Rome is full of historical traces from various eras, of this touristic guidebooks won’t lie. There are ancient Roman ruins and roads to be found on every other step, gorgeous Renaissance palazzos, but mostly churches and predominantly Baroque chiesas and basilicas. 

It’s estimated that there are more than 900 churches in Rome, by any means more than 500. Sometimes there can be two or three all located on the same intersection. That could feel pretty dense and wasteful even, but not that Rome is bothered by it.


So, Baroque. Most people coming to Rome have at least heard of it. Remember the story about an irregularly shaped pearl? Merriam-Webster dictionary describes baroque as a style of artistic expression prevalent mostly in the 16-17th century and marked generally by the use of complex forms, bold ornamentation, and the juxtaposition of contrasting elements often conveying a sense of drama, movement, and tension. 

That is hard to deny, especially the drama part. Let’s take for example the ceilings of Chiesa del Gesù. Gold all over it, an undefiable number of moving bodies merging one into another, and dark dense clouds fighting against the light. God’s light. 

The ultimate battle. Drama. 


Trionfo del nome di Gesù, Giovan Battista Gaulli


Or take another church. Located on one such crossing, around Piazza San Bernardo, where you can see three different churches and a fountain dedicated to Moses all from one standpoint, is the Santa Maria della Vittoria, a baroque church hiding inside one of Bernini’s most recognizable sculptures - The Ecstasy of Saint Teresa. Golden arrows of God’s light are piercing Teresa, her gown as if moving in endless waves. The moment of religious ecstasy is captured in cold and firm stone, but it gives the effect of hotness and action.

One simple short word would explain it best. Having not just discussed Sorrentino, it would feel totally inappropriate to use it in a religious context. (Partially it still feels wrong). The word is sexy. 

The Ecstasy of Saint Teresa feels sexy. 

The Ecstasy of Saint Teresa, Lorenzo Bernini.


And there is a relatively simple explanation as to why. 

Post-Reformation 17th century marketing. 


The Reformation of the Catholic church first started in the 16th century to the north of Italy, in German and other Western-European lands, and eventually reached the papal state too.
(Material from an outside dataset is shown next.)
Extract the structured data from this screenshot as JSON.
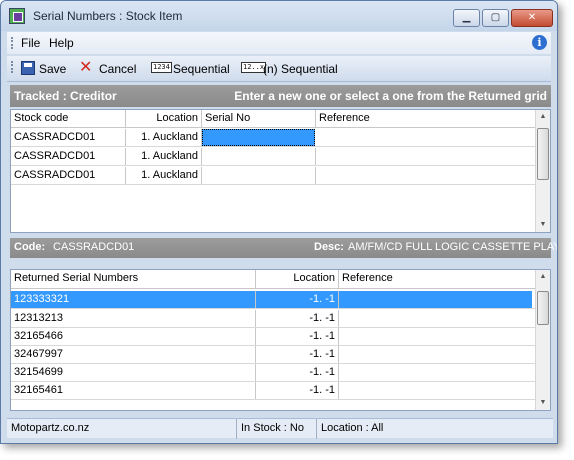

The Reformation was a complex social, cultural, and political shift. It is impossible to do it justice by explaining it in a couple of sentences. 

So bear in mind that this is a very crude simplification.


Reformation wanted the church to be humbler, simpler, and closer to people, to speak in their language both literally and figuratively. 

When in the late 16th century the papal state was faced with this inner revolution within the church one of the decisions to fight it that they came up with was: let’s make our churches bigger, grander, and more epic. 

This is how Baroque was born. Baroque churches are basically advertisements for God. They are supposed to sell old, classical God to people.

So no wonder The Ecstasy of Saint Teresa feels sexy, and no wonder there is so much gold and drama in most Roman churches. These structures and statues were supposed to convince people that their God is better and stronger than the one that Luther, Calvin, or other church reformers were advocating for. 


Understanding this, it becomes very difficult to keep up with the illusion of Rome as this sacred and eternal place, as the city of God, of the home of the Grand Beauty.

Rome has existed for centuries. But not for the reasons above.

Rome is great at creating legends and myths about itself. It has survived for so long because it is so good at it. And the thing I admire the most is that the city is unapologetically aware of it, even though the people, especially visitors hardly realize the illusion that is sold to them. 

Rome is selling itself with its cultural heritage, its art, and architecture. 

The true heritage of Rome is political, though. It has constructed not only the buildings, streets, and physical spaces within it but also the idea of the grand city itself. 

Rome is the city of constructs. Rome is a construct itself. 

So, for someone keen on studying any phenomenon, be it faith, art, or anything else, as fiction or as a narrative unit, Rome is the place to be. 


And I guess that is why I keep finding myself here again and again.